CALIFORNIA – Customers of investor-owned electric utility companies will receive a discounted bill in October thanks to a state program intended to fight climate change.
Called the California Climate Credit, this discount is part of the Greenhouse Gas Cap-and-Trade program created by Assembly Bill (AB) 32, the “California Global Warming Solutions Act of 2006.” The credit’s goal is to help offset the increased utility costs passed on to residential customers as a result of the Cap-and-Trade program, according to the California Public Utilities Commission (CPUC).
This year, Pacific Gas & Electric Company (PG&E) customers will receive a credit of $38.39 and Southern California Edison (SCE) customers will receive a $71 credit.
Natural gas companies distribute the climate credits in the spring, and electric companies distribute the credit in spring and fall. The credit amount differs depending on the company but is the same for every customer of that company, regardless of how much energy they use.
How the program fights climate change
The Greenhouse Gas Cap-and-Trade program was designed by the California Air Resources Board (CARB) to meet the emission reduction goals that were outlined in AB 32 and later updated in Senate Bill (SB) 32 in 2016.
AB 32 set the goal to reduce statewide greenhouse gas emissions to 1990 levels by 2020. According to CARB, this goal was reached by 2016, and in that same year, the program was extended through 2030 with a goal to reach 40% of 1990 levels by the end of 2030.
In its most basic form, the program places a limit on the amount of greenhouse gas emissions released in the state every year and decreases the limit each year, thereby reducing emissions over time. This is accomplished through detailed regulatory requirements and a market-based compliance strategy.
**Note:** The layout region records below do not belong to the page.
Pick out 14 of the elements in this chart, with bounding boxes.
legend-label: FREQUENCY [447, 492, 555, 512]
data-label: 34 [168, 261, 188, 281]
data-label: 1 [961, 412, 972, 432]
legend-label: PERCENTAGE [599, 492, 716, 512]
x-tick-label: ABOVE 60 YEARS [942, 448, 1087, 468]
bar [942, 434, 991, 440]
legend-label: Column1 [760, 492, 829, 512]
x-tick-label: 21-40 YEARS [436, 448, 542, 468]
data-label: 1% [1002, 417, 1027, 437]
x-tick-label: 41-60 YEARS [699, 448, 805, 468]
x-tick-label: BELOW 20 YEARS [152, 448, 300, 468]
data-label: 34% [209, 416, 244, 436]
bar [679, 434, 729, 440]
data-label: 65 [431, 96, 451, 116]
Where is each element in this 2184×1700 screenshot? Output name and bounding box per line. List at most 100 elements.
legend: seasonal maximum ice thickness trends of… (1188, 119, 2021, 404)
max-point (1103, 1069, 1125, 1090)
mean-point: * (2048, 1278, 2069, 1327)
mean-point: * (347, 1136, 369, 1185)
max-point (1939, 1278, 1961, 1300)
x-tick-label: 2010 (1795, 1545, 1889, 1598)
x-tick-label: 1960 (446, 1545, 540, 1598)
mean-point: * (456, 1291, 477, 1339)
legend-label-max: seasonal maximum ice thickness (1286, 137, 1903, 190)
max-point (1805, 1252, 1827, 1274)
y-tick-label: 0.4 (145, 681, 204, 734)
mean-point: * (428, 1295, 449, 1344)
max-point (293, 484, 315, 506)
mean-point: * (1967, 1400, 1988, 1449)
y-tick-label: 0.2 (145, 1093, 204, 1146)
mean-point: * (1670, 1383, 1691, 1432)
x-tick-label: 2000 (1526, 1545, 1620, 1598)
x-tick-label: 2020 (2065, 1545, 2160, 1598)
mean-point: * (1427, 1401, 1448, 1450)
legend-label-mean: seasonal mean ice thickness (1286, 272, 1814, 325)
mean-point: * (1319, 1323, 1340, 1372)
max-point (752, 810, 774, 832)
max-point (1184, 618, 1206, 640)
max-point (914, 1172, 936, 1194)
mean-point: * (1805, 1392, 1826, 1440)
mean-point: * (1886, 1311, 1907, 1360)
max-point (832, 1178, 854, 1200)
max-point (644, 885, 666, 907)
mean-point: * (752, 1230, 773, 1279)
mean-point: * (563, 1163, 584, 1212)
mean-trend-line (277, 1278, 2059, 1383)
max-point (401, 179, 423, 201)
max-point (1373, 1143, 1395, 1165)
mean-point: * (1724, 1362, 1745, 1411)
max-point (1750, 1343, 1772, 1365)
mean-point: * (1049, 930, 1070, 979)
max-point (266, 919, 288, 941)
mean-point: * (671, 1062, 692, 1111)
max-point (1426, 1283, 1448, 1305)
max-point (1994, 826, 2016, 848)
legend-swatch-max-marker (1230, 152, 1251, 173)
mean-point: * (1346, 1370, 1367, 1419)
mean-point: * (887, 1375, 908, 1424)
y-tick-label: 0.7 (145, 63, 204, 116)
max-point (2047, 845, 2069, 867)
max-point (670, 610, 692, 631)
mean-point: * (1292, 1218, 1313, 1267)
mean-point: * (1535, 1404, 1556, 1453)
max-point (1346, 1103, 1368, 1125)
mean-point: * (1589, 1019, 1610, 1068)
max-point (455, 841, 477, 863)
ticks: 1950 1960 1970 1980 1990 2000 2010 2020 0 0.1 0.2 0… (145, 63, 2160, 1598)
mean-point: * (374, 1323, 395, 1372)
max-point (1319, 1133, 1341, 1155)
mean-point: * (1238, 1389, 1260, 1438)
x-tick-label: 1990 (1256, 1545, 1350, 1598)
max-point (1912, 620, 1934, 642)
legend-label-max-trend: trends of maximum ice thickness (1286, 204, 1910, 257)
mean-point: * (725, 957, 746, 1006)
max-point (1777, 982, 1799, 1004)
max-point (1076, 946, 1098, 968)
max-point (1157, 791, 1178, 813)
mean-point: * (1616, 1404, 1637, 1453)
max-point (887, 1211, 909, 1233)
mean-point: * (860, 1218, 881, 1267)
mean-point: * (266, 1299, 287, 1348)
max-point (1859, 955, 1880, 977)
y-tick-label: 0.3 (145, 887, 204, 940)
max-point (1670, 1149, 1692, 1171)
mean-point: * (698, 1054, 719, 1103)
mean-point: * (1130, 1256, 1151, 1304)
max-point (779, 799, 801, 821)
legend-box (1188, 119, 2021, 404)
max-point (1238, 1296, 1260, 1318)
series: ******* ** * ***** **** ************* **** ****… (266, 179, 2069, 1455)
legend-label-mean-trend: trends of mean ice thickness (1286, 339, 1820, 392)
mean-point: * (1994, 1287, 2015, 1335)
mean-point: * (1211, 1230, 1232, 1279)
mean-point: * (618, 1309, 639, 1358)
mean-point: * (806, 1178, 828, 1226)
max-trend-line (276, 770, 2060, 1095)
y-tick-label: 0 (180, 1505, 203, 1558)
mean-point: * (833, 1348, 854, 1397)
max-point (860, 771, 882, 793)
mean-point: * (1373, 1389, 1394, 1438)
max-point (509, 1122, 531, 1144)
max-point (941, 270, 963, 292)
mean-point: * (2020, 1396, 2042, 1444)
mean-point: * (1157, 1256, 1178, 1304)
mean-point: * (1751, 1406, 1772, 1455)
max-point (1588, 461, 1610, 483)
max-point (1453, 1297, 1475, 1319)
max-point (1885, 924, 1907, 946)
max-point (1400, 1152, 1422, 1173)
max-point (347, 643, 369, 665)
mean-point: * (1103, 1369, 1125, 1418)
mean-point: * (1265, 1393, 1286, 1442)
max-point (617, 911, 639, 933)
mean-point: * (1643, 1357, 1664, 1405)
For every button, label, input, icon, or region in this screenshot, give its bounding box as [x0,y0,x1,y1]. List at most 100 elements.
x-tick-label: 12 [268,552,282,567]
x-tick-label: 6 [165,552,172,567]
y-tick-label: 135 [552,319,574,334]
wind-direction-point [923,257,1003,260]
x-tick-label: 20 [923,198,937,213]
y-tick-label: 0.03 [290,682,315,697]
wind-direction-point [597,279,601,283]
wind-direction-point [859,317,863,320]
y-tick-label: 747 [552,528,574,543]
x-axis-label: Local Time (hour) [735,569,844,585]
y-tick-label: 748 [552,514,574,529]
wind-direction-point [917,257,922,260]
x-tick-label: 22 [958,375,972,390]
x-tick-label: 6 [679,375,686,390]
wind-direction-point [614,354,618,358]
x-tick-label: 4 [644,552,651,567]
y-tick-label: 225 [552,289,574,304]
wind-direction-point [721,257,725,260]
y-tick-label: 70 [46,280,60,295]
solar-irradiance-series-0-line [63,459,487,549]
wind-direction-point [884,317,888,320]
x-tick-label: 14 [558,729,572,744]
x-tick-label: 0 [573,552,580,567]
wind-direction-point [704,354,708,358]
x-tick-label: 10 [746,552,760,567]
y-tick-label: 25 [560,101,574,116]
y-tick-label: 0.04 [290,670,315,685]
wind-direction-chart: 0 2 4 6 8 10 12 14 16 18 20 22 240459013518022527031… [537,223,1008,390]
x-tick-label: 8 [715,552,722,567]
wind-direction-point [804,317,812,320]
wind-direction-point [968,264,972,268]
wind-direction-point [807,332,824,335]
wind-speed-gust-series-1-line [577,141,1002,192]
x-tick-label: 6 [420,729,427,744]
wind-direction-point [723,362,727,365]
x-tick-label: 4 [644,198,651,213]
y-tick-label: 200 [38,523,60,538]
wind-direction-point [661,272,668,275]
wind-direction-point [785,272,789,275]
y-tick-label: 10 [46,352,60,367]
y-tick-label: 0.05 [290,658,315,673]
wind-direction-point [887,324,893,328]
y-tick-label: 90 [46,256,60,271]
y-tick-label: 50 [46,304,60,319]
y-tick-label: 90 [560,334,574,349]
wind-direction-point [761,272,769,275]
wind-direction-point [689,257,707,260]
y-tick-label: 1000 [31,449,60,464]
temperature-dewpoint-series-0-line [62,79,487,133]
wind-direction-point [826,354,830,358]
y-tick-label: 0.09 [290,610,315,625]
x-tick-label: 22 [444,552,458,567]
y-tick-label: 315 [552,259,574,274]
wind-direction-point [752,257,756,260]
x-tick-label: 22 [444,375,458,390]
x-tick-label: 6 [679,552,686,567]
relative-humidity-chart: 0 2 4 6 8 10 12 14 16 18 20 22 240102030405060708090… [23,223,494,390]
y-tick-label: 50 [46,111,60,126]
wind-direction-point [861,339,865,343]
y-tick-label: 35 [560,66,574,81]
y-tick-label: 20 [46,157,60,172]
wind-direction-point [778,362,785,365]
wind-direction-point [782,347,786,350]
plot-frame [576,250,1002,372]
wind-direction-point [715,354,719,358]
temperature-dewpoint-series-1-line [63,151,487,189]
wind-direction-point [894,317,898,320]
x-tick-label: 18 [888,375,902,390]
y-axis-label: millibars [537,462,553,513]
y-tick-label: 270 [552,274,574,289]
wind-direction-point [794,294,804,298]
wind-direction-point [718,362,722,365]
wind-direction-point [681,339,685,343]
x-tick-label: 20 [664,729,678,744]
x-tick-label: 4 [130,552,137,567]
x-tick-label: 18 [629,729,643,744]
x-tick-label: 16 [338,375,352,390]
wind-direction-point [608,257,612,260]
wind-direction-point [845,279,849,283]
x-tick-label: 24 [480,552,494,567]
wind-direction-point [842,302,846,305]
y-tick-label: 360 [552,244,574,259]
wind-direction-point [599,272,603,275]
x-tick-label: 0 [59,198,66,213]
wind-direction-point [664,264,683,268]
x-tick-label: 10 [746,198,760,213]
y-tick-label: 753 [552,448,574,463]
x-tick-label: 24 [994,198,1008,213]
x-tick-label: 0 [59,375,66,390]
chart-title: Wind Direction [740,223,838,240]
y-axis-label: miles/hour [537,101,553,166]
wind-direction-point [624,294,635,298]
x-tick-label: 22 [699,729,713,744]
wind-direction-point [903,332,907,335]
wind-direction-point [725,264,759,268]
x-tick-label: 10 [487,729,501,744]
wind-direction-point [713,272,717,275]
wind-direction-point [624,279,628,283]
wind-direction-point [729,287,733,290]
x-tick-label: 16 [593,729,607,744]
Companies that emit greenhouse gasses — like electricity distribution companies, cement producers and refineries — receive authorization to emit a finite amount of pollution each year, measured in “allowances.” One allowance is equal to one metric ton of carbon dioxide equivalent, which is a measurement used to standardize the climate impact of different types of greenhouse gasses.
CARB distributes allowances through direct allocation to regulated entities and through sale at quarterly auctions. When entities use up their allotted allowances, they can purchase more at the auctions, trade with other entities or purchase offset credits that show work a company is doing to compensate for its emissions.
According to the CARB website, the program “creates a powerful economic incentive for significant investment in cleaner, more efficient technologies.”
In addition to reducing the total allowances each year, the program increases the floor price for allowances sold at auctions and places a limit on the number of offset credits an entity can purchase. As emitting greenhouse gasses becomes pricier, companies are further incentivized to turn to clean, renewable energy sources.
Where these credits come from
As part of their regulatory requirements, investor-owned electric and natural gas utility providers must distribute climate credits to their customers to reduce the burden of increased costs associated with the program.
The climate credit funds come from proceeds a utility earns when it sells some of its allowances at auction. According to CPUC, the credit amount is determined by forecasts of the total amount of proceeds a utility anticipates receiving in the upcoming year. Those proceeds are split across a residential credit and small business credit, and around 20% is used for other programs and expenses.